Eintrachts Kevin-Prince Boateng versuchte zu klären, traf aber nicht den Ball, sondern den Fuß von Bayerns Javi Martínez. Schiedsrichter Felix Zwayer schaute sich die umstrittene Szene noch einmal selbst am Monitor an – und verweigerte Bayern den klaren Strafstoß. Nach der Ecke kontern die entfesselten Frankfurter den Meister aus, Mijat Gacinovic schob den Ball ins leere Bayern-Tor – das 3:1. Die Entscheidung. Schluss. Aus. Ende. Der Frankfurter Emotionskessel kochte über. Die Sensation, der fünfte Pokalerfolg der Eintracht war perfekt.

Frankfurter geben zu: Es war ein Elfmeter

Die Party-Hessen taten sich nach Spielschluss natürlich leicht darin, zuzugeben, dass die Last-Minute-Elfer-Entscheidung falsch war. „Ich treffe ihn ganz klar. Den muss er eigentlich pfeifen. Da haben wir Glück gehabt“, sagte Boateng. Auch Trainer Niko Kovac gab zu; „Ich habe mir die Aufnahmen angeschaut und muss auch sagen: Das war Elfmeter.“ Diese fairen Aussagen helfen den Bayern beim Verdauen der nicht-eingeplanten Niederlage auch nicht weiter.
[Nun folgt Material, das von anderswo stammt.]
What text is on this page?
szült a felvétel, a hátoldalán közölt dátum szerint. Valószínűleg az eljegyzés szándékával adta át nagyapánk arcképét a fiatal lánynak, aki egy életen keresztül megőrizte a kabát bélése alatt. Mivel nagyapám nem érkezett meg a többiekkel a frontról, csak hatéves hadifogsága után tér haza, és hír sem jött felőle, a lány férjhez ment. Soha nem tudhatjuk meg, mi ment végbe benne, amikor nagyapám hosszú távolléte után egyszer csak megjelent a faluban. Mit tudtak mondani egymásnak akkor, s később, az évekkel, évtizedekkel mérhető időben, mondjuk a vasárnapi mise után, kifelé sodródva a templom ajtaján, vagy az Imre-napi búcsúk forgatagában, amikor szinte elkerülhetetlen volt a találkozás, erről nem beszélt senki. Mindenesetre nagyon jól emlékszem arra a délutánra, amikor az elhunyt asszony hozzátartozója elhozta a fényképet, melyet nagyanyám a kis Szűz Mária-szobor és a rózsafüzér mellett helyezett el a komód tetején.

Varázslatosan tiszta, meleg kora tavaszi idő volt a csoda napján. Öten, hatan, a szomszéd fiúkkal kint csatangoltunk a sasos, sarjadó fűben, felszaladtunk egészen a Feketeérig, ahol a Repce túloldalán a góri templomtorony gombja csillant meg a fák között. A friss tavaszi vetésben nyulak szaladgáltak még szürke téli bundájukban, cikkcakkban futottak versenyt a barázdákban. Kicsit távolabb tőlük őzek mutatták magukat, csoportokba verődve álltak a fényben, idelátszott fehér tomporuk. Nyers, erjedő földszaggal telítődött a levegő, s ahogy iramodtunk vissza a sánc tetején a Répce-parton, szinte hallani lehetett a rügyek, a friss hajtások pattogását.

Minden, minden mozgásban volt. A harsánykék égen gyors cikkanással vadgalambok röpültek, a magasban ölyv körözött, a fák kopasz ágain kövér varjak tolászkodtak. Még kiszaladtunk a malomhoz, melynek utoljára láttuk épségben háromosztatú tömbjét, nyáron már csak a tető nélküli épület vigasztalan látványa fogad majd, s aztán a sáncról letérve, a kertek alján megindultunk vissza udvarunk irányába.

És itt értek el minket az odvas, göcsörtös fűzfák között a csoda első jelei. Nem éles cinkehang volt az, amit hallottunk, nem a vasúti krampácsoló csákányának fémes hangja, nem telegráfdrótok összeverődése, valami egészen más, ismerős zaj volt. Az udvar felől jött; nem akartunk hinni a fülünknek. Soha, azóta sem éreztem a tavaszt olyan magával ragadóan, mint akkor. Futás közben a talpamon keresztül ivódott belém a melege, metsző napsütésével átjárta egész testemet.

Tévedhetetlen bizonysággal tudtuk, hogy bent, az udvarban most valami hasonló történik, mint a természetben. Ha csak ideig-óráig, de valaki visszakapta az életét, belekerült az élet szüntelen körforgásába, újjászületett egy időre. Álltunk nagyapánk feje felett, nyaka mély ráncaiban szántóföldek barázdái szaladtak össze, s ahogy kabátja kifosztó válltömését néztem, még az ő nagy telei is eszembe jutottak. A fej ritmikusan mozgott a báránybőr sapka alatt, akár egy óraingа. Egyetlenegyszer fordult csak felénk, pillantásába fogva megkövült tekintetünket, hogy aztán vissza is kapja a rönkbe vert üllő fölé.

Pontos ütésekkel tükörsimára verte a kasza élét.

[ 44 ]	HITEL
Ein feudaler Cupsieg in Berlin hätte der finale Schlussakt des märchenhaften vierten – und nun tatsächlich letzten – Engagements von Jupp Heynckes werden sollen. Nun geht der 73-Jähirge mit einer Niederlage in Rente, ausgerechnet gegen seinen Nachfolger. Der zwischenzeitliche Ausgleichstreffer von Robert Lewandowski zum 1:1 reichte nicht.
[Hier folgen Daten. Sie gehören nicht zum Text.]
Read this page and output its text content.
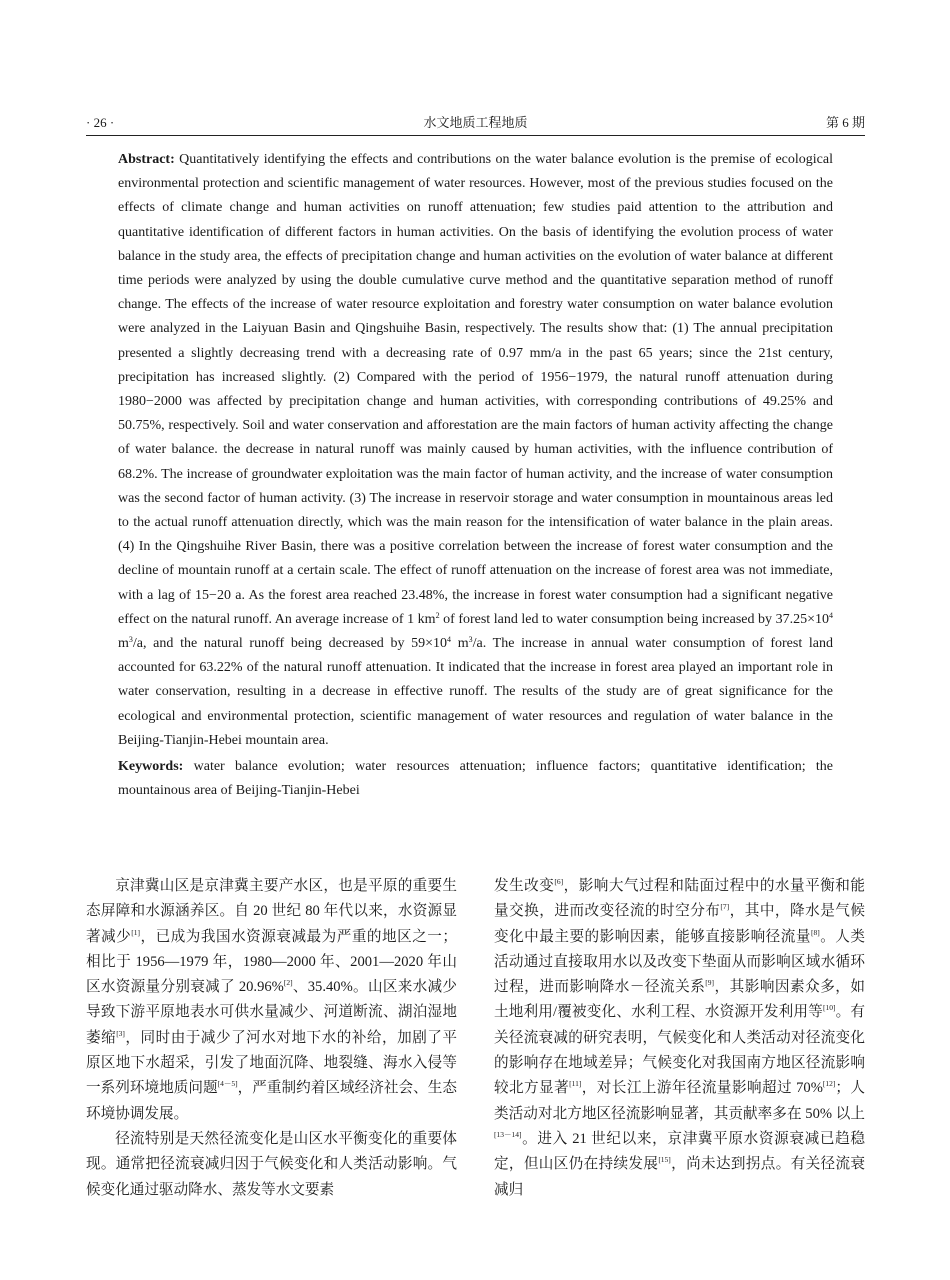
· 26 ·	水文地质工程地质	第 6 期

Abstract: Quantitatively identifying the effects and contributions on the water balance evolution is the premise of ecological environmental protection and scientific management of water resources. However, most of the previous studies focused on the effects of climate change and human activities on runoff attenuation; few studies paid attention to the attribution and quantitative identification of different factors in human activities. On the basis of identifying the evolution process of water balance in the study area, the effects of precipitation change and human activities on the evolution of water balance at different time periods were analyzed by using the double cumulative curve method and the quantitative separation method of runoff change. The effects of the increase of water resource exploitation and forestry water consumption on water balance evolution were analyzed in the Laiyuan Basin and Qingshuihe Basin, respectively. The results show that: (1) The annual precipitation presented a slightly decreasing trend with a decreasing rate of 0.97 mm/a in the past 65 years; since the 21st century, precipitation has increased slightly. (2) Compared with the period of 1956−1979, the natural runoff attenuation during 1980−2000 was affected by precipitation change and human activities, with corresponding contributions of 49.25% and 50.75%, respectively. Soil and water conservation and afforestation are the main factors of human activity affecting the change of water balance. the decrease in natural runoff was mainly caused by human activities, with the influence contribution of 68.2%. The increase of groundwater exploitation was the main factor of human activity, and the increase of water consumption was the second factor of human activity. (3) The increase in reservoir storage and water consumption in mountainous areas led to the actual runoff attenuation directly, which was the main reason for the intensification of water balance in the plain areas. (4) In the Qingshuihe River Basin, there was a positive correlation between the increase of forest water consumption and the decline of mountain runoff at a certain scale. The effect of runoff attenuation on the increase of forest area was not immediate, with a lag of 15−20 a. As the forest area reached 23.48%, the increase in forest water consumption had a significant negative effect on the natural runoff. An average increase of 1 $km^2$ of forest land led to water consumption being increased by $37.25\times 10^4$ $m^3/a$, and the natural runoff being decreased by $59\times 10^4$ $m^3/a$. The increase in annual water consumption of forest land accounted for 63.22% of the natural runoff attenuation. It indicated that the increase in forest area played an important role in water conservation, resulting in a decrease in effective runoff. The results of the study are of great significance for the ecological and environmental protection, scientific management of water resources and regulation of water balance in the Beijing-Tianjin-Hebei mountain area.

Keywords: water balance evolution; water resources attenuation; influence factors; quantitative identification; the mountainous area of Beijing-Tianjin-Hebei

京津冀山区是京津冀主要产水区，也是平原的重要生态屏障和水源涵养区。自 20 世纪 80 年代以来，水资源显著减少[1]，已成为我国水资源衰减最为严重的地区之一；相比于 1956—1979 年，1980—2000 年、2001—2020 年山区水资源量分别衰减了 20.96%[2]、35.40%。山区来水减少导致下游平原地表水可供水量减少、河道断流、湖泊湿地萎缩[3]，同时由于减少了河水对地下水的补给，加剧了平原区地下水超采，引发了地面沉降、地裂缝、海水入侵等一系列环境地质问题[4－5]，严重制约着区域经济社会、生态环境协调发展。

径流特别是天然径流变化是山区水平衡变化的重要体现。通常把径流衰减归因于气候变化和人类活动影响。气候变化通过驱动降水、蒸发等水文要素

发生改变[6]，影响大气过程和陆面过程中的水量平衡和能量交换，进而改变径流的时空分布[7]，其中，降水是气候变化中最主要的影响因素，能够直接影响径流量[8]。人类活动通过直接取用水以及改变下垫面从而影响区域水循环过程，进而影响降水－径流关系[9]，其影响因素众多，如土地利用/覆被变化、水利工程、水资源开发利用等[10]。有关径流衰减的研究表明，气候变化和人类活动对径流变化的影响存在地域差异；气候变化对我国南方地区径流影响较北方显著[11]，对长江上游年径流量影响超过 70%[12]；人类活动对北方地区径流影响显著，其贡献率多在 50% 以上[13－14]。进入 21 世纪以来，京津冀平原水资源衰减已趋稳定，但山区仍在持续发展[15]，尚未达到拐点。有关径流衰减归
Angesichts zweier Lattentreffer von Lewandowski und Mats Hummels sprach Heynckes von „etwas Pech“, sagte aber auch: “In so einem Spiel muss man den Erfolg auch erzwingen wollen, aber das hat nicht geklappt.” Die Bayern wirkten zeitweise als ständen sie neben sich, (Sieges-)Wille, Emotionen und Entschlossenheit waren auf Seiten der Frankfurter ausgeprägter.

Bei den Bayern ist seit Real die Luft raus

Seit dem bitteren, weil unglücklichen Ausscheiden im Champions-League-Halbfinale gegen Real Madrid (1:2, 2:2) ist bei den Bayern die Luft raus. Als hätten man den Stecker gezogen, die Profis konnten die notwendige Mentalität und ihre Körper nicht mehr hochfahren.
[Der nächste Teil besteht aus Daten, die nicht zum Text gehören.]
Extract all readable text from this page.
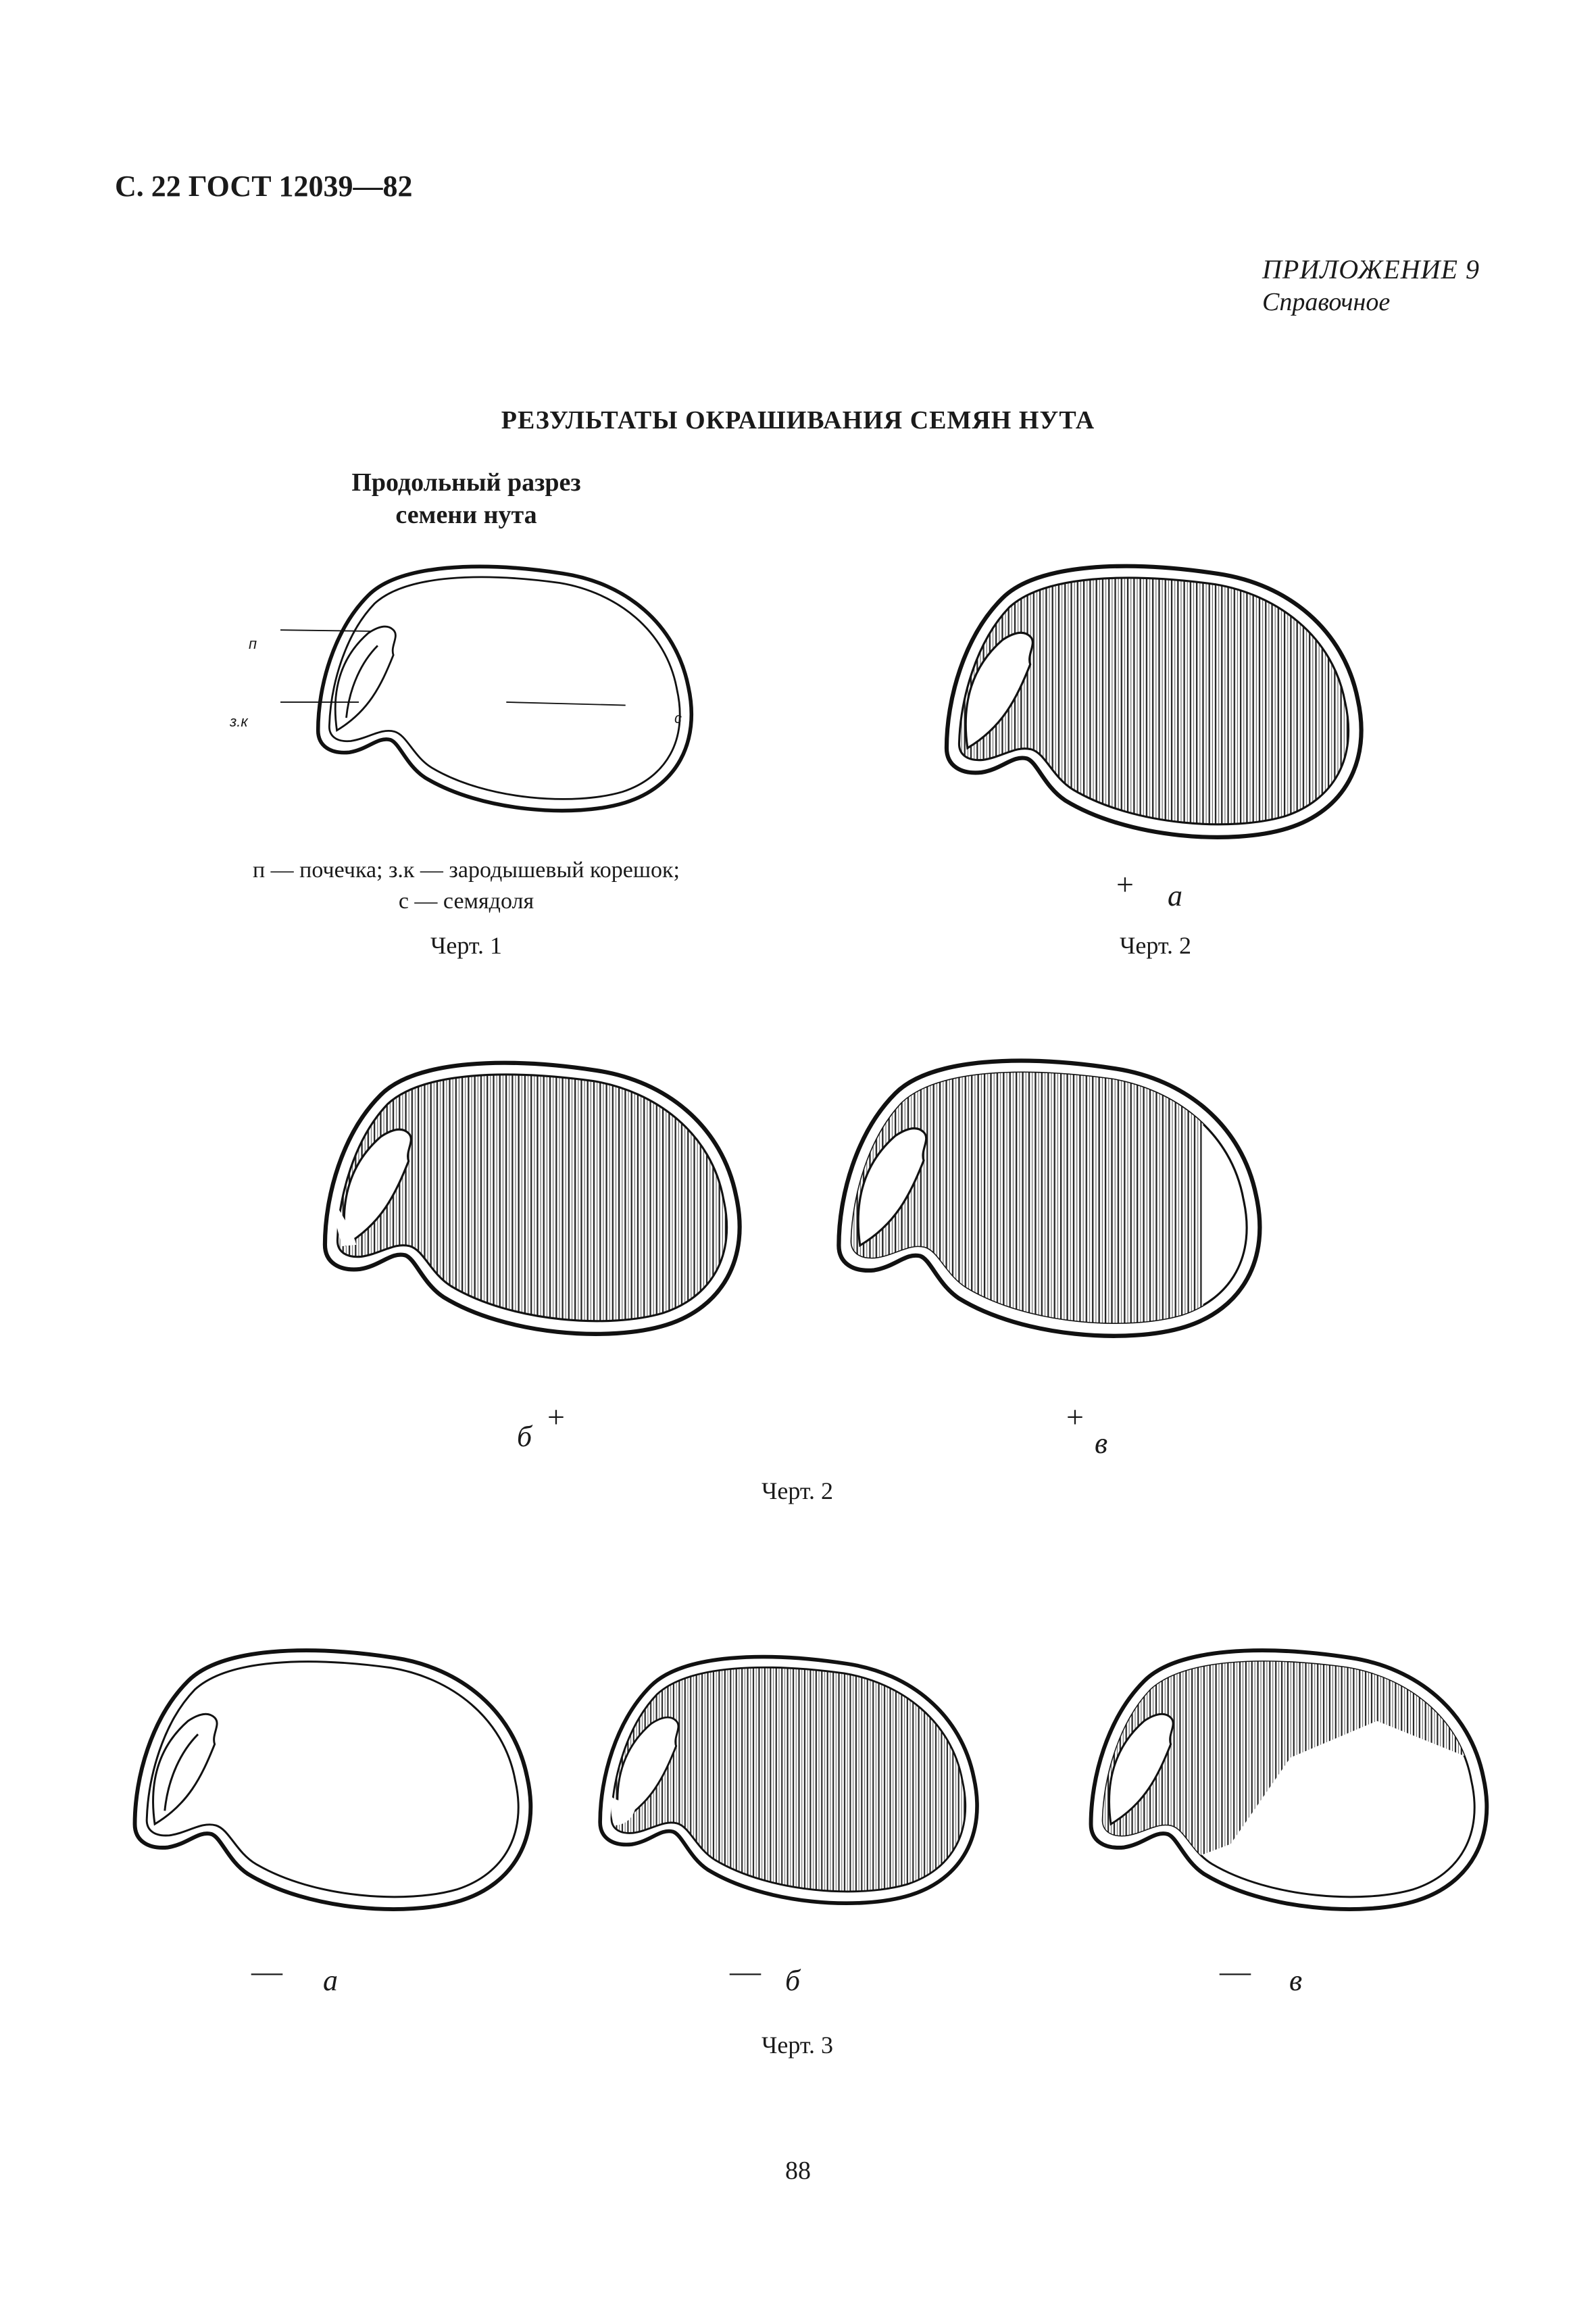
С. 22 ГОСТ 12039—82
ПРИЛОЖЕНИЕ 9
Справочное
РЕЗУЛЬТАТЫ ОКРАШИВАНИЯ СЕМЯН НУТА
Продольный разрез
семени нута
п
з.к	с
п — почечка; з.к — зародышевый корешок;
с — семядоля
Черт. 1
+ а
Черт. 2
б
+	+
в
Черт. 2
— а	— б	— в
Черт. 3
88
“Wir haben die Meisterschaft gefühlt im Februar oder März geholt. Da waren wir fast uneinholbar. Deswegen ist emotional der letzte große Erfolg schon ein paar Monate weg”, erklärte Kapitän Thomas Müller offen und ehrlich. “Jetzt fühlt es sich an, wie eine Riesen-Riesen-Niederlage und ein Riesen-Riesen-Mist. Es ist ein Abklatsch der Spiele, in denen wir ausscheiden oder verlieren. Das ist eine Mischung aus eigenen Fehler, die zu Gegentoren führen und nicht genutzten Torchancen. Das Potpourri ist brutal. Nach so intensiven und guten acht Monaten ist die Stimmung in der Kabine natürlich am Boden.”

Die geplante Siegerparty in der Berliner Bar “Crackers” wurde abgesagt.

Kovac weint Freudentränen

Der märchenhafte Ausgang dieses Pokalfinals hat mit den Frankfurter Helden Ante Rebic, dem Torschützen zum 1:0 und 2:1, sowie mit Niko Kovac zu tun. Vor Beginn der Partie von den stimmgewaltigen Eintracht-Fans ausgepfiffen, am Ende mit “Niko! Niko!”-Rufen vor der Kurve auf der Ehrenrunde gefeiert. Da flossen Tränen beim 46-Jährigen.

“Ich schäme mich meiner Gefühle nicht“, sagte der Kroate, “ich gehe und wir sind Pokalsieger. Daher ist es ein schwerer, aber auch schöner Abschied. Wir sind der glückliche, aber nicht unverdiente Sieger.”

Für Kovac, der bei Bayern einen Dreijahresvertrag, gültig ab 1. Juli, unterschrieben hat, dürfte die Ankunft an der Säbener Straße nun um einiges leichter werden. Er kommt sozusagen als “Double-Gewinner”.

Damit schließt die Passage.